The Laboratory for Integrative Cell and Infection Biology studies viral-host cell interactions of highly pathogenic zoonotic viruses in order to better understand how these interactions facilitate or impair viral infections, and how they influence the outcome of an infection. This work aims to understand pathogenicity determinants, and to characterize pro- and antiviral virus-host cell interactions that have the potential for exploitation as therapeutic targets. In the long term this enables the development of broadly effective drugs that are effective against both known and emerging viruses, and allows us to quickly assess the pathogenicity potential of emerging viruses.

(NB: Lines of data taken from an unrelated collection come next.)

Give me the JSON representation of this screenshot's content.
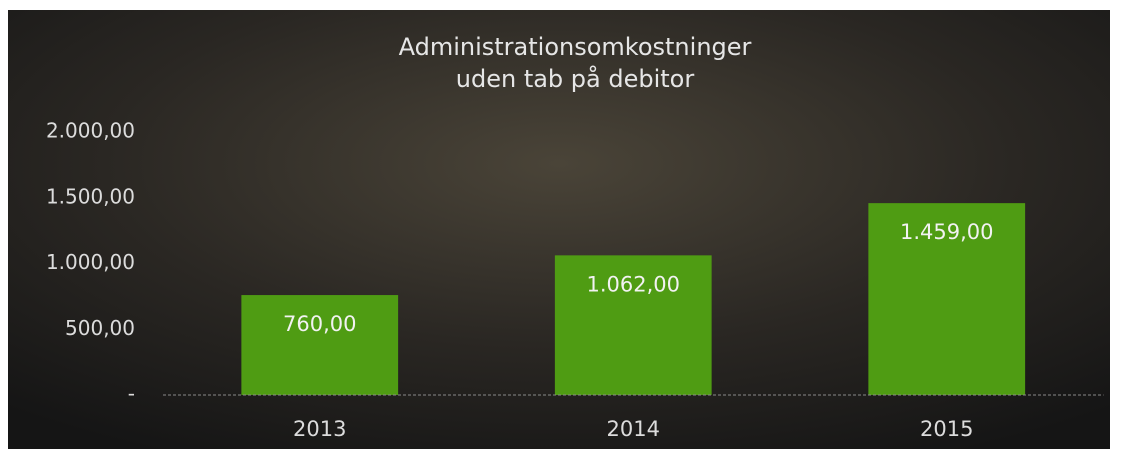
{
  "chart_data": {
    "type": "bar",
    "title": [
      "Administrationsomkostninger",
      "uden tab på debitor"
    ],
    "categories": [
      "2013",
      "2014",
      "2015"
    ],
    "values": [
      760,
      1062,
      1459
    ],
    "value_labels": [
      "760,00",
      "1.062,00",
      "1.459,00"
    ],
    "color": "#4f9c13",
    "ylim": [
      0,
      2000
    ],
    "yticks": [
      {
        "value": 0,
        "label": "-"
      },
      {
        "value": 500,
        "label": "500,00"
      },
      {
        "value": 1000,
        "label": "1.000,00"
      },
      {
        "value": 1500,
        "label": "1.500,00"
      },
      {
        "value": 2000,
        "label": "2.000,00"
      }
    ],
    "grid": false
  }
}
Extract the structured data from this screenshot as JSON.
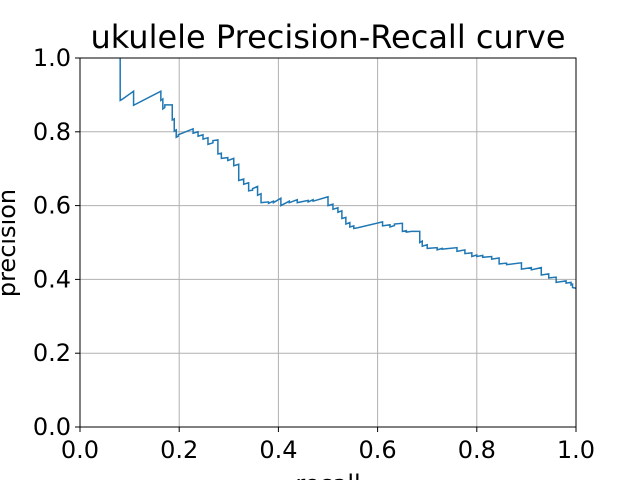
{
  "chart_data": {
    "type": "line",
    "title": "ukulele Precision-Recall curve",
    "xlabel": "recall",
    "ylabel": "precision",
    "xlim": [
      0.0,
      1.0
    ],
    "ylim": [
      0.0,
      1.0
    ],
    "x_ticks": [
      "0.0",
      "0.2",
      "0.4",
      "0.6",
      "0.8",
      "1.0"
    ],
    "y_ticks": [
      "0.0",
      "0.2",
      "0.4",
      "0.6",
      "0.8",
      "1.0"
    ],
    "grid": true,
    "line_color": "#1f77b4",
    "series": [
      {
        "x": [
          0.081,
          0.081,
          0.085,
          0.108,
          0.108,
          0.163,
          0.163,
          0.167,
          0.167,
          0.171,
          0.171,
          0.186,
          0.186,
          0.19,
          0.19,
          0.194,
          0.194,
          0.198,
          0.198,
          0.228,
          0.228,
          0.238,
          0.238,
          0.248,
          0.248,
          0.258,
          0.258,
          0.268,
          0.268,
          0.278,
          0.278,
          0.285,
          0.285,
          0.298,
          0.298,
          0.31,
          0.31,
          0.32,
          0.32,
          0.33,
          0.33,
          0.34,
          0.34,
          0.348,
          0.348,
          0.358,
          0.358,
          0.365,
          0.365,
          0.38,
          0.38,
          0.39,
          0.39,
          0.405,
          0.405,
          0.422,
          0.422,
          0.438,
          0.438,
          0.46,
          0.46,
          0.47,
          0.47,
          0.5,
          0.5,
          0.51,
          0.51,
          0.52,
          0.52,
          0.528,
          0.528,
          0.536,
          0.536,
          0.544,
          0.544,
          0.552,
          0.552,
          0.56,
          0.56,
          0.61,
          0.61,
          0.625,
          0.625,
          0.634,
          0.634,
          0.65,
          0.65,
          0.658,
          0.658,
          0.668,
          0.668,
          0.685,
          0.685,
          0.69,
          0.69,
          0.7,
          0.7,
          0.72,
          0.72,
          0.73,
          0.73,
          0.76,
          0.76,
          0.776,
          0.776,
          0.79,
          0.79,
          0.8,
          0.8,
          0.812,
          0.812,
          0.83,
          0.83,
          0.845,
          0.845,
          0.86,
          0.86,
          0.89,
          0.89,
          0.91,
          0.91,
          0.93,
          0.93,
          0.945,
          0.945,
          0.96,
          0.96,
          0.98,
          0.98,
          0.99,
          0.99,
          0.993,
          0.993,
          1.0
        ],
        "y": [
          1.0,
          0.885,
          0.888,
          0.91,
          0.872,
          0.91,
          0.885,
          0.889,
          0.862,
          0.866,
          0.873,
          0.873,
          0.832,
          0.835,
          0.802,
          0.805,
          0.785,
          0.788,
          0.792,
          0.808,
          0.796,
          0.8,
          0.788,
          0.792,
          0.78,
          0.784,
          0.766,
          0.77,
          0.776,
          0.778,
          0.74,
          0.742,
          0.728,
          0.73,
          0.722,
          0.728,
          0.708,
          0.712,
          0.668,
          0.672,
          0.658,
          0.662,
          0.64,
          0.642,
          0.646,
          0.652,
          0.628,
          0.632,
          0.608,
          0.61,
          0.606,
          0.612,
          0.608,
          0.62,
          0.6,
          0.612,
          0.608,
          0.616,
          0.608,
          0.614,
          0.61,
          0.616,
          0.612,
          0.624,
          0.6,
          0.604,
          0.59,
          0.594,
          0.582,
          0.586,
          0.565,
          0.568,
          0.55,
          0.554,
          0.542,
          0.545,
          0.538,
          0.54,
          0.54,
          0.556,
          0.545,
          0.548,
          0.542,
          0.546,
          0.55,
          0.552,
          0.53,
          0.532,
          0.528,
          0.53,
          0.53,
          0.53,
          0.5,
          0.504,
          0.49,
          0.494,
          0.484,
          0.486,
          0.48,
          0.484,
          0.482,
          0.486,
          0.476,
          0.48,
          0.47,
          0.472,
          0.462,
          0.466,
          0.462,
          0.465,
          0.46,
          0.462,
          0.455,
          0.458,
          0.442,
          0.444,
          0.44,
          0.445,
          0.428,
          0.432,
          0.426,
          0.432,
          0.412,
          0.415,
          0.404,
          0.406,
          0.392,
          0.396,
          0.39,
          0.392,
          0.385,
          0.387,
          0.378,
          0.376
        ]
      }
    ]
  }
}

Of particular interest to our laboratory are filoviruses (especially ebola-, marburg- and cuevaviruses) and highly pathogenic arenaviruses (especially Lassa and Junín viruses). These viruses are zoonotic agents that are transmitted from animal hosts to humans, and can then cause haemorrhagic fevers and neurological diseases with sometimes very high case fatality rates. Infectious work with these viruses takes place in the FLI’s biosafety level 4 laboratory for zoonotic agents. To complement this work we have developed a number of life-cycle modelling systems that allow to investigate the replication cycle of such highly pathogenic viruses safely outside of biosafety level 4 laboratories, and which are particularly suitable for use with high-throughput approaches such as siRNA screens. In addition to work on highly pathogenic zoonotic viruses we cooperate with other laboratories of the Institute of Molecular Virology and Cell Biology in order to study virus-host cell interactions also in the context of other zoonotic and animal pathogens.
A methodological focus of the laboratory is the production of recombinant viruses by means of reverse genetics, which we use together with life-cycle modelling systems to study individual virus-host cell interactions in more detail. In this context we apply a broad spectrum of virological, molecular biological and cell biological methods, such as Crispr/Cas9, confocal live cell microscopy, mutation analyses and CoIP methods. In addition, modern mass spectrometric approaches are pursued in cooperation with other laboratories of the Institute of Molecular Virology and Cell Biology.